Welcome to the first in a four-part series from 1996 Full Sail Graduate Troy DeVolld. Troy’s “Guide to Los Angeles” will explore important aspects of building a career in L.A. To learn more about Troy, check out his biography and profile on the Full Sail Hall of Fame website.
Guide to Los Angeles Part 1
So you want to move to Los Angeles. Make that need to move to Los Angeles. After all, if you're planning a career in film or television, you'd best take the advice comedian Sam Kinison once screeched as he admonished the hungry: "Move where the food is!"
Well, I "moved where the food is" a decade and a half ago, and I've never looked back. Here's some of what I usually tell alums to consider before and after making the journey.
Where to Live / Understanding Los Angeles
If you're planning on putting that Full Sail education to use in a project-based career like mine, you'll probably be bouncing around the city quite a bit depending on where each gig takes you. Deciding what area to call home can be a tough call.

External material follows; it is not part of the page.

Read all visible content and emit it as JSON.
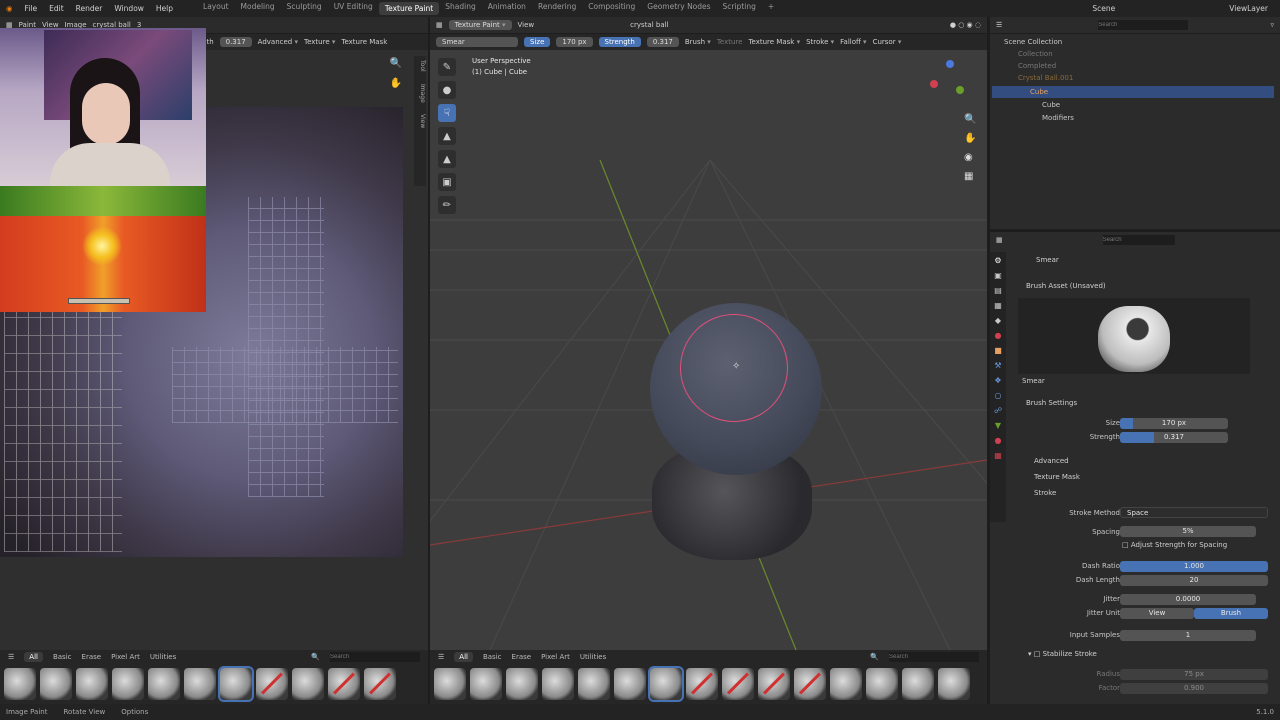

Los Angeles is the second largest city in the United States. In actual fact, it's a sprawling collection of cities that stretch over some five hundred square miles. For example, I live in Sunland, nine miles east of North Hollywood, which is still a full hour-plus commute from Santa Monica. Sunland is cheap, peaceful, laced with horse trails and pretty -- the tradeoff being that it costs me a fortune in gas to commute almost anywhere.
When checking out apartments, ask yourself if you can get to the 101 and the 405 with relative ease from the location. These are the major highways connecting most of the jobs you'll probably be landing.
If you can't or don't drive -- or simply hope to drive less often -- check your proximity to a Metro station. Los Angeles has an impressive subway system that doesn't get talked about much but has made my life easier for long stretches. Check it out at Metro.net and plan a few theoretical train or bus trips to the major studios from different areas. A monthly Metro pass will set you back about a hundred bucks, probably much less than the cost of maintaining and operating your vehicle.
Lots of new transplants get what I call L.A. Syndrome, a sensation of inadequacy based on a perceived crazy standard of living here that far outstrips most people's paychecks. The truth is that the high life here is neither common nor compulsory.
Those early years in Los Angeles -- unless you've got an amazing phantom source of income or get incredibly lucky -- are a time to build savings so that an unexpected three or six-month slump down the line won't bankrupt you. I've been here for more than fifteen years and can tell you that my annual income still varies as much as 75 percent from year to year.
I'm not saying that you've got to be a total miser; just cool it with the lavish expenses you might think are mandatory here. They're not. Otherwise, we wouldn't have so many Taco Bells. Spend it if you've got it, but until then, don't. And even then... be smart. You've got a long ride ahead.